Grundsätzlich können Beiratsmitglieder laut Bürgerlichem Gesetzbuch (§ 670 ff.) die Erstattung der Kosten und Auslagen für ihr Amt verlangen. Zu den möglichen Aufwandsentschädigungen zählen neben Porto-, Telefon- und Fahrtkosten auch Fachliteratur und die Teilnahme an Ausbildungs- und Fortbildungsveranstaltungen.

Die Aufwendungen für die Schulung (Fahrt, Kosten der Schulung, Übernachtung) in Höhe von 440 Euro stellte Christian S. danach der WEG in Rechnung. Doch in der Eigentümerversammlung im November 2021 wurde ein Beschluss gefasst, wonach ihm die Kosten nicht erstattet werden.

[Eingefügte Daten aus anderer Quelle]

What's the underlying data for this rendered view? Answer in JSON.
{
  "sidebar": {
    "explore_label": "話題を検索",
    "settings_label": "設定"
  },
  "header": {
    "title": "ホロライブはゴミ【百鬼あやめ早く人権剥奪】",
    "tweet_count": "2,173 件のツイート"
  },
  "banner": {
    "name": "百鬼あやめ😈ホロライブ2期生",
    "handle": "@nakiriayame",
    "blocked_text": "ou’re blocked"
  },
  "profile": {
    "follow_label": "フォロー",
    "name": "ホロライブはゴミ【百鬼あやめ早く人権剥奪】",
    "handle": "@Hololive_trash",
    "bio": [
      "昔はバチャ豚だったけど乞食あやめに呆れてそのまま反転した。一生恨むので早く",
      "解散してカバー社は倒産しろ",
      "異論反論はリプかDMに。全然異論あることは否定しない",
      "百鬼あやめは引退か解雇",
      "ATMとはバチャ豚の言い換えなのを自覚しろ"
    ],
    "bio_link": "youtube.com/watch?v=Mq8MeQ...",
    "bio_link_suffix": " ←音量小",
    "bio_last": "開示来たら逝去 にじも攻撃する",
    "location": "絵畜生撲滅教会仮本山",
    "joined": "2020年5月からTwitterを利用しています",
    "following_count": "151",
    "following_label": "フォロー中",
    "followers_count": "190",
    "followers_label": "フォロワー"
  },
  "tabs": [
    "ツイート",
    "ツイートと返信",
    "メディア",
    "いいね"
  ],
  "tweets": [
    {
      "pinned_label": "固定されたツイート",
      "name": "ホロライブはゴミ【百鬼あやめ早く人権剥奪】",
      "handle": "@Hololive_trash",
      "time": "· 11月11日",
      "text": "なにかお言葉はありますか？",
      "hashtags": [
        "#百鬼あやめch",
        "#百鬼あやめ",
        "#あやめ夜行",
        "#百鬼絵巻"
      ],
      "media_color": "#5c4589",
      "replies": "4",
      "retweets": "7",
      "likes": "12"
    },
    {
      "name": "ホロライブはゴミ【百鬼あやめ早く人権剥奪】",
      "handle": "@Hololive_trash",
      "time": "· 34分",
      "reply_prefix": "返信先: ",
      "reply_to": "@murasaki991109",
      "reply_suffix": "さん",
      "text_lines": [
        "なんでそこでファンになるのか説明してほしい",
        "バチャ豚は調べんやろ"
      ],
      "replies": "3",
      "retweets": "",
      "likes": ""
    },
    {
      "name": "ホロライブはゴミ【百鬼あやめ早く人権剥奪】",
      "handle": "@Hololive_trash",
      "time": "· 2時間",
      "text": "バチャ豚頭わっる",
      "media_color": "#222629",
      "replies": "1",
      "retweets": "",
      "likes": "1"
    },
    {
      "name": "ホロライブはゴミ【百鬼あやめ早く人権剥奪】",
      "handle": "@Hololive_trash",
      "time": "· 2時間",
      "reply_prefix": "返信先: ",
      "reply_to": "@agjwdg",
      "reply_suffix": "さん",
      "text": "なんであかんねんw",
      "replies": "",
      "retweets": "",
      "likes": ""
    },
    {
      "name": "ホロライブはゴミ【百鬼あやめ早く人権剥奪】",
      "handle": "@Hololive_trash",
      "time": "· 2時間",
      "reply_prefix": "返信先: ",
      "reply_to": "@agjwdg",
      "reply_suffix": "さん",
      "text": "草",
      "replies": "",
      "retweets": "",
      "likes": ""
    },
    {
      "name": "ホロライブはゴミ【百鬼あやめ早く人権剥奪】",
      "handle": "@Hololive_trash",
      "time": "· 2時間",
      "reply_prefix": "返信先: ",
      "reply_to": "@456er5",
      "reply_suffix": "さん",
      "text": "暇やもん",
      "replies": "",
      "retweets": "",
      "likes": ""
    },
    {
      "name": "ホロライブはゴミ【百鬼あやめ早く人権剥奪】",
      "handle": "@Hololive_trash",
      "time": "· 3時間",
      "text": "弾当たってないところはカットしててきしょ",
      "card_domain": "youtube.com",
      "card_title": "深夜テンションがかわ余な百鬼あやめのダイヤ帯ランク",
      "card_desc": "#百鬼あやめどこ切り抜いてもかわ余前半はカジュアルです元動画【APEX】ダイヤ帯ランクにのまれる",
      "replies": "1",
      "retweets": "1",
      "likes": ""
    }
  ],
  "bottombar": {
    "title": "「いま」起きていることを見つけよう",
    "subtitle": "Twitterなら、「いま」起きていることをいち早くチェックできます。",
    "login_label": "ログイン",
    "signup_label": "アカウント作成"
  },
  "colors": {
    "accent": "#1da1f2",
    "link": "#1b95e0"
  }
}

Christian S. wollte das nicht hinnehmen und erhob Anfechtungsklage gegen den Beschluss. Doch das Amtsgericht München gab der WEG Recht. Leider waren keine Rechtsmittel zugelassen, d.h. der Kläger konnte keine Berufung einlegen – und bleibt nun auf den Kosten sitzen. Der Wohnungseigentümer schreibt WiE hierzu: „Das Amtsgericht tritt hier Eigenverantwortung und Qualifizierung der Wohnungseigentümer mit Füßen.“

Wohnen im Eigentum hält die Auffassung des Gerichts an mehreren Punkten für falsch:

  • In der Begründung des Gerichts heißt es, dass es für die Erforderlichkeit eines Seminarbesuchs darauf ankäme, ob der Beirat weitere Aufgaben – über die gesetzlichen Aufgaben hinaus – übernehme. Diese Auffassung trifft aus Sicht von WiE nicht zu! Wenn Wohnungseigentümer*innen das Amt des Verwaltungsbeirats übernehmen, können sie erwarten, dass ihnen auch die Aufwendungen für eine Schulung, die die notwendigen Grundkenntnisse für diese Tätigkeit vermittelt, von der WEG erstattet werden – unabhängig davon, ob der Beirat zusätzliche Aufgaben (z.B. die technische Überwachung eines Schwimmbads der WEG) übernimmt.
  • Das Gericht hat argumentiert, eine WEG mit 63 Einheiten sei nicht groß und daher sei eine Schulung für Beiräte in diesem Fall nicht erforderlich. Doch die Größe der WEG spielt keine Rolle bei der Frage, ob eine Aufwandsentschädigung für eine Schulung grundsätzlich zu erstatten ist. Denn es gibt keine „Beiräte 1. Klasse für große WEGs“ und „Beiräte 2. Klasse für kleine WEGs“. Die Beiratsaufgaben – die Verwaltung zu unterstützen und zu kontrollieren – sind nach dem Wohnungseigentumsgesetz für alle Beiräte gleich. Deshalb ist der Besuch einer Schulung unabhängig von der Größe der WEG sinnvoll und erforderlich.
  • Und selbst dann, wenn es auf die Größe der WEG ankommen sollte, kann eine WEG mit 63 Einheiten nicht als kleine, sondern als „größere“ WEG gelten. Denn laut WEGesetz haben Eigentümer*innen in WEGs mit neun oder mehr Sondereigentumsrechten ab 01.12.2023 einen Anspruch auf die Bestellung einer zertifizierten Verwalter*in. Das bedeutet: Gerade in großen WEGs, mit neun oder mehr Sondereigentumsrechten, ist ein oder eine besonders qualifizierte Verwalter*in aufgrund der Größe der WEG nötig – und insbesondere hier sind gut geschulte Beiräte erforderlich.
  • Das Gericht bemängelte in seinem Urteil, dass die Entscheidung der Verwaltung nicht vorher eingeholt wurde, sondern die WEG „vor vollendete Tatsachen“ gestellt wurde. „Er (Anmerkung von WiE: der Beirat) hätte zunächst eine Entscheidung über die erforderlichen Aufwendungen herbeiführen müssen. […] Der Kläger wäre verpflichtet gewesen, die Verwaltung hierüber vorab in Kenntnis zu setzen und eine Entscheidung hierüber herbeizuführen“.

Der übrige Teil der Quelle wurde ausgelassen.